Who to better learn from than those who have experienced what you are experiencing now. Therefore, we used this opportunity to ask Cole a few questions that you as a Senior in high school or a Freshman in college may have been wondering about yourself.
Q: Just extra work? What was the Honors Program to you?
A: It was the reason I attended Emory & Henry. At the time, the scholarship was the most attractive part, but now I realize it was much greater than that. The stipend completely paid for me to have a data analysis internship that ultimately led me to my graduate school choice. The alumni connections helped me land a job offer before I graduated, and those are both things that would not have happened without Honors.
Q: What was the most rewarding aspect of being in the Honors Program?
A: Transitions I with Dr. Lane was my most hated class Freshman year. It had nothing to do with the people or the subject...it was just more demanding than any class that I had ever taken before. By the end of the semester, I had learned a lot about myself. I’m sure it wasn’t the hardest class I took at Emory & Henry, but it gave me the confidence to challenge myself. Having that as my first college lesson set the tone very well for the rest of my time there.
Q: Was Emory & Henry your first choice of colleges? If not, what made you stay here? If so, explain why Emory & Henry seemed special enough to attend.

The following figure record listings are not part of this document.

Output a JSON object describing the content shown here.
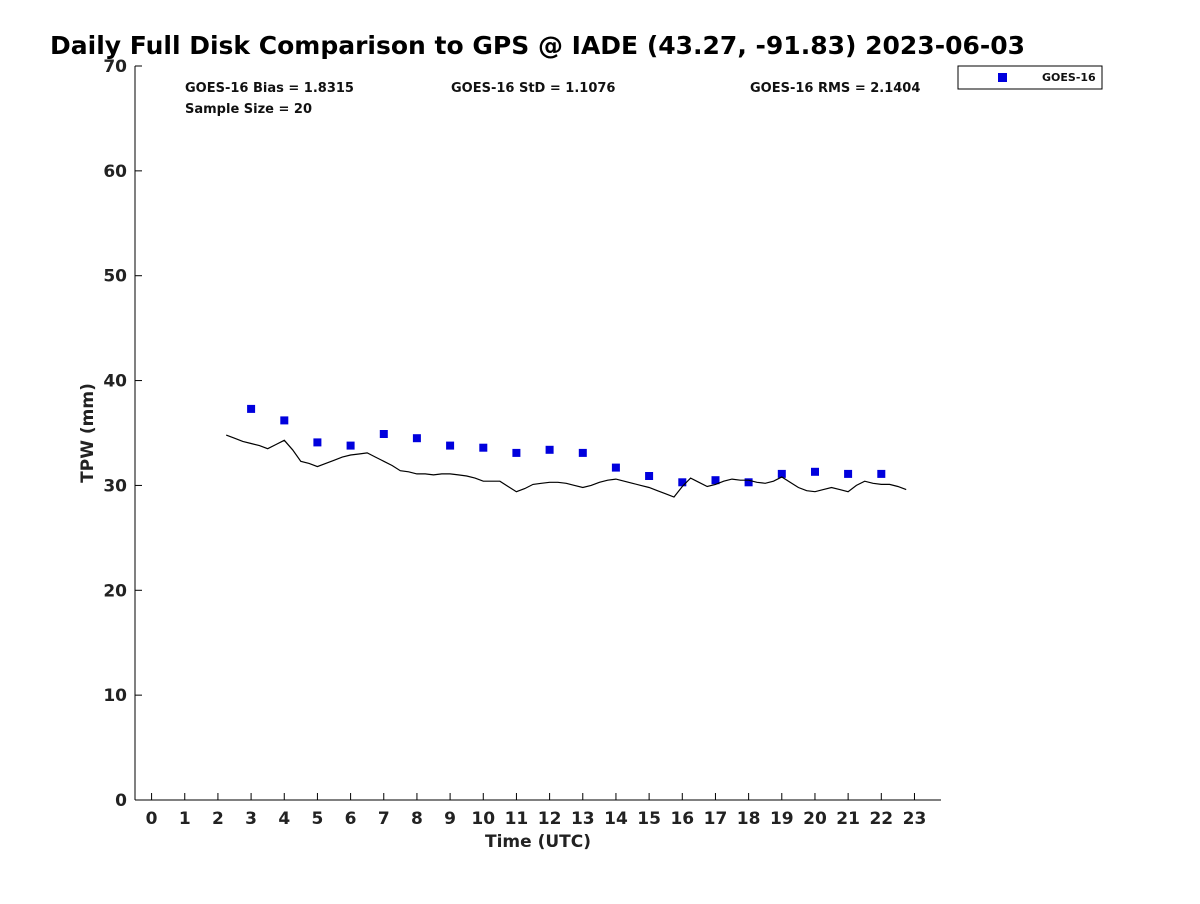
{
  "chart_data": {
    "type": "scatter",
    "title": "Daily Full Disk Comparison to GPS @ IADE (43.27, -91.83) 2023-06-03",
    "xlabel": "Time (UTC)",
    "ylabel": "TPW (mm)",
    "xlim": [
      -0.5,
      23.8
    ],
    "ylim": [
      0,
      70
    ],
    "x_ticks": [
      0,
      1,
      2,
      3,
      4,
      5,
      6,
      7,
      8,
      9,
      10,
      11,
      12,
      13,
      14,
      15,
      16,
      17,
      18,
      19,
      20,
      21,
      22,
      23
    ],
    "y_ticks": [
      0,
      10,
      20,
      30,
      40,
      50,
      60,
      70
    ],
    "grid": false,
    "legend_position": "top-right, outside plot",
    "stats": [
      "GOES-16 Bias = 1.8315",
      "GOES-16 StD = 1.1076",
      "GOES-16 RMS = 2.1404",
      "Sample Size = 20"
    ],
    "series": [
      {
        "name": "GOES-16",
        "kind": "marker",
        "color": "#0000dd",
        "marker": "square",
        "x": [
          3,
          4,
          5,
          6,
          7,
          8,
          9,
          10,
          11,
          12,
          13,
          14,
          15,
          16,
          17,
          18,
          19,
          20,
          21,
          22
        ],
        "y": [
          37.3,
          36.2,
          34.1,
          33.8,
          34.9,
          34.5,
          33.8,
          33.6,
          33.1,
          33.4,
          33.1,
          31.7,
          30.9,
          30.3,
          30.5,
          30.3,
          31.1,
          31.3,
          31.1,
          31.1
        ]
      },
      {
        "kind": "line",
        "color": "#000000",
        "x": [
          2.25,
          2.5,
          2.75,
          3.0,
          3.25,
          3.5,
          3.75,
          4.0,
          4.25,
          4.5,
          4.75,
          5.0,
          5.25,
          5.5,
          5.75,
          6.0,
          6.25,
          6.5,
          6.75,
          7.0,
          7.25,
          7.5,
          7.75,
          8.0,
          8.25,
          8.5,
          8.75,
          9.0,
          9.25,
          9.5,
          9.75,
          10.0,
          10.25,
          10.5,
          10.75,
          11.0,
          11.25,
          11.5,
          11.75,
          12.0,
          12.25,
          12.5,
          12.75,
          13.0,
          13.25,
          13.5,
          13.75,
          14.0,
          14.25,
          14.5,
          14.75,
          15.0,
          15.25,
          15.5,
          15.75,
          16.0,
          16.25,
          16.5,
          16.75,
          17.0,
          17.25,
          17.5,
          17.75,
          18.0,
          18.25,
          18.5,
          18.75,
          19.0,
          19.25,
          19.5,
          19.75,
          20.0,
          20.25,
          20.5,
          20.75,
          21.0,
          21.25,
          21.5,
          21.75,
          22.0,
          22.25,
          22.5,
          22.75
        ],
        "y": [
          34.8,
          34.5,
          34.2,
          34.0,
          33.8,
          33.5,
          33.9,
          34.3,
          33.4,
          32.3,
          32.1,
          31.8,
          32.1,
          32.4,
          32.7,
          32.9,
          33.0,
          33.1,
          32.7,
          32.3,
          31.9,
          31.4,
          31.3,
          31.1,
          31.1,
          31.0,
          31.1,
          31.1,
          31.0,
          30.9,
          30.7,
          30.4,
          30.4,
          30.4,
          29.9,
          29.4,
          29.7,
          30.1,
          30.2,
          30.3,
          30.3,
          30.2,
          30.0,
          29.8,
          30.0,
          30.3,
          30.5,
          30.6,
          30.4,
          30.2,
          30.0,
          29.8,
          29.5,
          29.2,
          28.9,
          29.9,
          30.7,
          30.3,
          29.9,
          30.1,
          30.4,
          30.6,
          30.5,
          30.5,
          30.3,
          30.2,
          30.4,
          30.8,
          30.3,
          29.8,
          29.5,
          29.4,
          29.6,
          29.8,
          29.6,
          29.4,
          30.0,
          30.4,
          30.2,
          30.1,
          30.1,
          29.9,
          29.6
        ]
      }
    ]
  }
}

A: I had always wanted to go to Duke University, but I didn’t get in. I knew I didn’t want to go to a school of 20,000, and Emory & Henry was my most affordable option. Looking back, it’s easy to see that I was meant to go to Emory & Henry. The professors took an interest in me personally, and the friends I made will be friends for life. That’s exactly what you’re looking for in a college experience.
Q: How would you describe the character of the Honors Program?
A: Honors is built to make you a scholar, particularly in the liberal arts. As someone who didn’t end up in a liberal arts discipline, I found that it’s very well balanced out by tailoring your experience to your career goals. Dr. Lane is a demanding professor, but he also is willing to do anything he can to set your post–graduation life on the right track.